License to Survive

Published: 2019-01-01
Tagged: thoughts

Recently, while enduring a flight to the other coast to spend Christmas with family, I treated myself to the Winter 2018 issue of the American Scholar. Its long-form and nuanced articles always draw my mind away from both crying babies and screaming headlines, and while I disagree with some of the views expressed in it, I appreciate its editors' focus on balance. However, one piece in that issue, "License to Thrive", left me feeling uneasy and it took me some time to recognize why.

The short article doesn't have anything obviously wrong with it. Ride-share drivers face all the problems I suspected: long hours, no sick days, and a fluctuating income. They're contractors — one-person businesses — operating in a oligopsony market because, while they may carry dozens of passengers per shift, only a tiny number of clients such as Uber or Lyft pay them for it. Given the risks and constraints, why would over a million people in the US choose this way of making money? The article paints a bleak picture of what happens when the gig doesn't work out, one that's familiar to anyone who's ever made a living freelancing, including yours truly.

I've had my share of failures when I worked on contract software projects. One time, my effective hourly rate dropped close to the minimum wage after I badly underestimated the time it would take to complete some work. Another time, I signed a project that looked great, only for the client to disappear for weeks at a time and then fall off the map completely. Throughout the fat and lean times, I also had to do the usual maintenance work: searching out clients, disqualifying scammers, and paying for health insurance and accounting.

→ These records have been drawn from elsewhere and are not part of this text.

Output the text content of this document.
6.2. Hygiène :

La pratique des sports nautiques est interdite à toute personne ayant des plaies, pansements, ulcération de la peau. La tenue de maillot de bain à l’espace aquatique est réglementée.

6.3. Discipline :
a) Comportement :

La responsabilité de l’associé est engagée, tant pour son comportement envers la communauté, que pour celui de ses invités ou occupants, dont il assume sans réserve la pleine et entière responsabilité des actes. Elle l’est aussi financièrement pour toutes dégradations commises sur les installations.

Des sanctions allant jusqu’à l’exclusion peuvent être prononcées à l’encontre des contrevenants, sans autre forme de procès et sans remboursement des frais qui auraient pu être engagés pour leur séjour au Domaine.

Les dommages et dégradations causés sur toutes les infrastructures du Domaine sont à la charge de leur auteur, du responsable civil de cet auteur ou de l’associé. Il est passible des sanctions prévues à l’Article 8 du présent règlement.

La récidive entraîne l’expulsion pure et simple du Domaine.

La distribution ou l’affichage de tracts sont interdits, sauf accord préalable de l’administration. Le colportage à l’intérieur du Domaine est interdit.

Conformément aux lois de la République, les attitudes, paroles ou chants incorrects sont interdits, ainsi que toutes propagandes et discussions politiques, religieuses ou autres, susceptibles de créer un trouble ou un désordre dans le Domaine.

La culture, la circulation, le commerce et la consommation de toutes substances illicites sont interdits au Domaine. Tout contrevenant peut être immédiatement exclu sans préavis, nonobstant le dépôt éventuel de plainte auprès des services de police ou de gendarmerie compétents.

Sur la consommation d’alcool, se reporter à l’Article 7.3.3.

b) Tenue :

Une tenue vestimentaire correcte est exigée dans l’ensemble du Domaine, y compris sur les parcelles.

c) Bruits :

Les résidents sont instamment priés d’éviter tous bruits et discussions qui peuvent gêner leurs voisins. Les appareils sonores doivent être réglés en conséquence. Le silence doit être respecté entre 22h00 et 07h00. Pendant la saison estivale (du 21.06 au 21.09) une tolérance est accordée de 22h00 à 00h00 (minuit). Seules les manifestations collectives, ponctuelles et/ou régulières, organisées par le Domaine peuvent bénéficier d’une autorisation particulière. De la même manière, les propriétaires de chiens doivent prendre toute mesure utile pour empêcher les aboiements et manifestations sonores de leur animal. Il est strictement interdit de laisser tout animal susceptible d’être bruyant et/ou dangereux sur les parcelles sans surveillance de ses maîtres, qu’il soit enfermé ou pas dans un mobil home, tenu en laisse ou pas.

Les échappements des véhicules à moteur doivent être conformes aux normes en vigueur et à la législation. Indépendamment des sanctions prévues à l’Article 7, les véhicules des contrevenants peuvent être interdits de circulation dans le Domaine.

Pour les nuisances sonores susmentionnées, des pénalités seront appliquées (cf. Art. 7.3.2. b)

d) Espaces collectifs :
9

My stories are similar to others' like me- just head over to r/freelance for more.

The uncertainty in owning a small business is what made it really tough for me. I bet that the thing that tempted me into that work is the same thing that attracts people to drive for companies like Lyft or Uber: freedom. The freedom to work your own hours and to decide how you do your job. For me, that meant working remotely from home and enjoying more free time. For many of these drivers, I imagine it's the ability work around college classes or family responsibilities or the option to scale their hours in response to expensive holidays or visiting relatives. What good is a steady wage when your manager assigns you only 12 hours of work for a particular week or if you're forced to choose between work and college classes? If you simplify this situation into an abstract number, say, dollars per hour, then it feels like these contractors are duped into a bad deal. In reality though, since not all hours are of equal value to all people, a fluctuating income is the cost of flexibility and other non-monetary benefits.